On pointe souvent du doigt Meta ou TikTok. Mais ce sont aussi les entreprises, grandes ou petites, qui injectent des milliards dans le marketing d’influence. Leur quête d’attention alimente l’offre : une armée d’influenceurs en quête d’engagements pour décrocher des contrats.
Tout part des entreprises, en quête d’une visibilité massive et peu coûteuse. Les influenceurs répondent à cette demande en produisant des contenus taillés pour générer un maximum de clics, de mentions j’aime et de partages. Les plateformes, elles, propulsent ces contenus grâce à des algorithmes programmés pour retenir notre attention. Et les utilisateurs, happés par ce flux incessant, consomment toujours plus, refermant ainsi la boucle dopaminergique.

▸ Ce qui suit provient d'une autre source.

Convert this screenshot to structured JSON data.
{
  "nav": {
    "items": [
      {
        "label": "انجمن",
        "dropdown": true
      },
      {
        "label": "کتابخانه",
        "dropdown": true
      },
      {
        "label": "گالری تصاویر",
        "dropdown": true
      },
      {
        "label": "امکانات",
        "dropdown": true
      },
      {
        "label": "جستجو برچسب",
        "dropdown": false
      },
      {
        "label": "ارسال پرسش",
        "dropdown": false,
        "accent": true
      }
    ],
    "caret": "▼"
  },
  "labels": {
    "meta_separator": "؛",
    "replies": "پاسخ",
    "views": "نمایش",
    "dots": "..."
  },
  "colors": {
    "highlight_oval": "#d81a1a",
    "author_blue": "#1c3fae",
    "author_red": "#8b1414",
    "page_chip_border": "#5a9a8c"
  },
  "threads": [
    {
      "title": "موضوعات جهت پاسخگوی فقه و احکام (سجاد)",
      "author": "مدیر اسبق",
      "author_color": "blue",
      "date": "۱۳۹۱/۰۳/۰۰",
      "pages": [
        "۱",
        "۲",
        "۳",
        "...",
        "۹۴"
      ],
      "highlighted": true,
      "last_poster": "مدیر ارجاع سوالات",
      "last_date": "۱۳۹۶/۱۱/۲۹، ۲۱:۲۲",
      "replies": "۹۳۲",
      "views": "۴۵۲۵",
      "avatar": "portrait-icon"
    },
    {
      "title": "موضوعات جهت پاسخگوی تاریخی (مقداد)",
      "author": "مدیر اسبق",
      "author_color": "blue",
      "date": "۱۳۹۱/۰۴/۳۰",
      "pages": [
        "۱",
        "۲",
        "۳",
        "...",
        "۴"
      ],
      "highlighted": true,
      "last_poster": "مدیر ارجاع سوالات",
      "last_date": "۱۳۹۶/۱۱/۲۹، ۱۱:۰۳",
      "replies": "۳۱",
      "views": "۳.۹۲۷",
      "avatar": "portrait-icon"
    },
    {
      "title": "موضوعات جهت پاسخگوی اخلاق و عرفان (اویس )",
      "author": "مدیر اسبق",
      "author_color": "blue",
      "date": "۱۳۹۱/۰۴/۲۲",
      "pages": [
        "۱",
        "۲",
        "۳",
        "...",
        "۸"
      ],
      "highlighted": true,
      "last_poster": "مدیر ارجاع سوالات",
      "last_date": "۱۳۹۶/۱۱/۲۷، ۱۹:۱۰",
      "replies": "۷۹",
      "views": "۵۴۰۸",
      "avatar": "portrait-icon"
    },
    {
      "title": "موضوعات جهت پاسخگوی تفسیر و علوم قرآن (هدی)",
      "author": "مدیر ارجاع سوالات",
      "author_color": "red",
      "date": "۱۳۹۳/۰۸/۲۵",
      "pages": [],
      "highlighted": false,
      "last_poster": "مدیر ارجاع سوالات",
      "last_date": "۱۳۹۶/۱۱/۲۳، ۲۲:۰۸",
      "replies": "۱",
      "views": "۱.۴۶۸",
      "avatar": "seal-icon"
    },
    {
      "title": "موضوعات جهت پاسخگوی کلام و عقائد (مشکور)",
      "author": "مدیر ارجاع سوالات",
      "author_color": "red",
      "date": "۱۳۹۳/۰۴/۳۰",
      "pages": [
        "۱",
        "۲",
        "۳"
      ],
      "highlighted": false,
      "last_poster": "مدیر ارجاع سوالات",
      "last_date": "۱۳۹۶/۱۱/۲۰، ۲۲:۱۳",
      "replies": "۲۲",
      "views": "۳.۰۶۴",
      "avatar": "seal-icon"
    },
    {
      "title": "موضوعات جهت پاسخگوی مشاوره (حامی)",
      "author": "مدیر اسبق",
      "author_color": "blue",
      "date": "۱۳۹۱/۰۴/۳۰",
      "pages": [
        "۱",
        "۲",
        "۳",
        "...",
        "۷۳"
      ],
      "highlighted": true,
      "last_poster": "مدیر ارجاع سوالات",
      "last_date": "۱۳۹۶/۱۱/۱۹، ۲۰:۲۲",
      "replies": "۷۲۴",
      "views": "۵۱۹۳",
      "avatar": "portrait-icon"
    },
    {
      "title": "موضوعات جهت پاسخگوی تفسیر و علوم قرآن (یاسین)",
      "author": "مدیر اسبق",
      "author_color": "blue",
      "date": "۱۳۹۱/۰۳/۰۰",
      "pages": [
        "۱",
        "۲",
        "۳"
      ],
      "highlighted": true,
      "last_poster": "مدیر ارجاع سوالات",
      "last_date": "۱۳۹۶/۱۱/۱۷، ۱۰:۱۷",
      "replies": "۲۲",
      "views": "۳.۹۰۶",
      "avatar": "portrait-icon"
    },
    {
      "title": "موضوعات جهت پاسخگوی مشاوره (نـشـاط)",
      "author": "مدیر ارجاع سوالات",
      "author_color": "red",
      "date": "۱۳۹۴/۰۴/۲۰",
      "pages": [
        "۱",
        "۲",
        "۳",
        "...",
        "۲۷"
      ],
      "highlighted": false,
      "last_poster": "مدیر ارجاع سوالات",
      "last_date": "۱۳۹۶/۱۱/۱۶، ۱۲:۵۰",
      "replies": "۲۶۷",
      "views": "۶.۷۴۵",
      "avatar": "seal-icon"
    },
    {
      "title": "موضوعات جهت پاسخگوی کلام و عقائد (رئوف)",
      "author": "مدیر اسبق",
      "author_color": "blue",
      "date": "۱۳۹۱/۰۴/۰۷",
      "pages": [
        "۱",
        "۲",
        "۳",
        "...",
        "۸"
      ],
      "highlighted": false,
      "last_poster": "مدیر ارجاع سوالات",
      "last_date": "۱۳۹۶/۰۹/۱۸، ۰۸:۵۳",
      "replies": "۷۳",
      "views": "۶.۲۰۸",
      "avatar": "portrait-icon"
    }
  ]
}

Ainsi, la roue tourne sans fin.
Pour les jeunes, ce système a ouvert un chemin inédit vers la notoriété et les revenus, sans diplômes ni expérience. Devenir influenceur est non seulement possible, mais aussi désirable. Mais pour réussir, il faut se plier aux règles de l’algorithme : produire vite, miser sur l’émotion et la superficialité. Résultat : un flot de divertissement creux, mais aussi la propagation de fausses informations, de normes corporelles toxiques et un doomscrolling infini.
Les plateformes ne sont pas innocentes : leurs algorithmes sont conçus pour capter notre attention, chaque balayage déclenchant une décharge de dopamine, comme au casino. Et les utilisateurs n’en sont pas que des victimes : en « likant » et en partageant, nous entretenons le système.

Que doivent faire les gouvernements ?
Si les interdictions échouent, quelles autres options ? Les gouvernements doivent agir à plusieurs niveaux pour briser la boucle :
1. Agir sur les entreprises. Les plateformes ne peuvent pas être les seules ciblées. Tant que les budgets publicitaires récompenseront les stratégies addictives, rien ne changera. Les gouvernements devraient inciter les entreprises à investir dans des canaux plus sains — initiatives communautaires, événements locaux, campagnes hors ligne.
2. Adapter la fiscalité. Les revenus des influenceurs, surtout ceux liés à des contenus nuisibles ou manipulateurs, devraient être davantage taxés. Ces recettes pourraient financer des espaces récréatifs et des programmes offrant aux jeunes de vraies options de remplacement aux écrans.
3. Protéger les jeunes. Des garde-fous clairs sont nécessaires : limites d’âge, restrictions sur les publicités destinées aux enfants, dispositifs pour réduire le temps d’écran. L’objectif n’est pas de censurer, mais de protéger le développement et le bien-être.
4. Accompagner toute la société. Au-delà des jeunes, c’est l’ensemble de la société qui a besoin de soutien. Des outils publics de nudging — rappels de déconnexion, limites de temps, redirections vers d’autres activités — pourraient progressivement modifier nos habitudes numériques. Comme la ceinture de sécurité ou l’étiquetage nutritionnel, ces stratégies contribueraient à rééquilibrer la consommation digitale.
Au-delà des interdictions : trouver l’équilibre
La tragédie du Népal montre le danger d’un excès de censure. Mais l’inaction est tout aussi risquée. Les dynamiques addictives des réseaux sociaux minent l’attention, déforment l’image de soi et fragilisent la confiance publique.
La solution n’est pas l’interdiction, mais l’équilibre. Et cet équilibre exige la participation de tous : plateformes, entreprises, influenceurs, créateurs et utilisateurs. Les entreprises, surtout, ont un choix à faire. En cherchant les clics les moins chers, elles nourrissent la dépendance. Mais elles détiennent aussi le pouvoir de changer les règles du jeu. En réorientant leurs budgets vers des stratégies plus saines, elles peuvent contribuer à briser la boucle et à remodeler l’espace numérique.
Reste à savoir si elles le feront. Sinon, le prochain « Népal » pourrait ne pas tarder.